だからこそ桐が市場にいっぱい出回っていて、使い道もなく、持て余されていたんです。
kiriflexを世界に広めたい
サーフィンは、2020年の東京オリンピックの種目に採用されています。もちろんそこに向けてkiriflexをもっと広げていきたいのですが、日本でどうにかしたいんじゃないですよ。「世界でやっちゃえ」って思っています。
世界でのシェアはまだ1桁台。2017年に入ってから、ハワイとオーストラリアの営業に行きました。これからどんどん世界に広がっていきまよ。
モノづくりには、一切妥協しません。製品をいいものにするために、絶対に妥協しない。「これでいっか」で満足しない。ストリンガーって、サーフボードからほんの数ミリしか見えないものなんです。

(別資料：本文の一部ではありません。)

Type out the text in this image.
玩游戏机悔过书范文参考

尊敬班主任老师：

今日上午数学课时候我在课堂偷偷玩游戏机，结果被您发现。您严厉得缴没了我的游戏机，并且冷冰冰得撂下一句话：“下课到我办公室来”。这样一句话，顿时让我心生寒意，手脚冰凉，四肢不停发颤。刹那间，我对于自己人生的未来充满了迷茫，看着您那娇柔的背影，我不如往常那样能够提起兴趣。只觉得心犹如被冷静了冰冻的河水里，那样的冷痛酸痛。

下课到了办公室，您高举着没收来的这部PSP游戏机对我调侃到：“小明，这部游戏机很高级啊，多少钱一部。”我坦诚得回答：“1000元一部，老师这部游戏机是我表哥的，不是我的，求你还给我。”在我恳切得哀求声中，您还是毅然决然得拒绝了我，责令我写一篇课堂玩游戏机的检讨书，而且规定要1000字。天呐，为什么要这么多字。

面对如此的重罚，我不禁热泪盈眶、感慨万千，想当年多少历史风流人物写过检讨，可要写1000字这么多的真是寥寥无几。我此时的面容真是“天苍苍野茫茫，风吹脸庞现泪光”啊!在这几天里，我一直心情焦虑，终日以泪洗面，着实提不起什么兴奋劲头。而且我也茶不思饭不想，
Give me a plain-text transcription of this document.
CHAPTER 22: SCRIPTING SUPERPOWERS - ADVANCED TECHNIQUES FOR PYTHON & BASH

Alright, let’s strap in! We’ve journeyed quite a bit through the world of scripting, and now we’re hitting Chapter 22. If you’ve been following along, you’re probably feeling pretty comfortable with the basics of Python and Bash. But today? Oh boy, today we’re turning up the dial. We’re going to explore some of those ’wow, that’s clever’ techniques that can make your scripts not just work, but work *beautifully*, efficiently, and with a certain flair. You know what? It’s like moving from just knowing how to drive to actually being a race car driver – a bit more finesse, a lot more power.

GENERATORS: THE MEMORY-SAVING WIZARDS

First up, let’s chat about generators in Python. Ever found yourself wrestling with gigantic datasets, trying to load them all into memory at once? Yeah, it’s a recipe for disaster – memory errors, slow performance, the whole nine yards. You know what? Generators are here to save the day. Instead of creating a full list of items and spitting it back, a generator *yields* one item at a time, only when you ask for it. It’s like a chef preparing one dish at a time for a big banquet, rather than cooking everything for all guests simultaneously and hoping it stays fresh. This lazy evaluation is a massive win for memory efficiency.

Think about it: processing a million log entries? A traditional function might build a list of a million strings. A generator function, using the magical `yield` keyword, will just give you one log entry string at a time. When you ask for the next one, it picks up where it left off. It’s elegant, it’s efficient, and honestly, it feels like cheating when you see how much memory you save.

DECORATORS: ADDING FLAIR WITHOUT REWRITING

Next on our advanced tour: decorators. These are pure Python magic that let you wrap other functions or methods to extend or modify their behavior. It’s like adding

どれだけちゃんとしたものが入ってるかというのは、僕にしかわからないんですよ。サーフボードを削るシェイパーたちもわからないこと。
だから、いかに使うひとに信用されるものをつくるか。
いつ誰が乗っても、ちゃんと動く材料に仕上げられているか。僕が妥協してしまうと、ボードが台無しになってしまう。だからこそ、絶対に妥協しない。その信念は持ち続けています。
サーフィンのおもしろいところってひとそれぞれだけど、僕の場合はいかにデカい波に乗るかです。高いところが好きなんですよ。
高いところまでいって、どれだけ速いスピードで降りるか。周りは僕に「スピード狂」って言いますけど(笑)。
今日 (取材当日)も、ちょうど台風が来ていて、いい波が当たってるみたいなんで。本当は今すぐにでも海にいきたいですよ。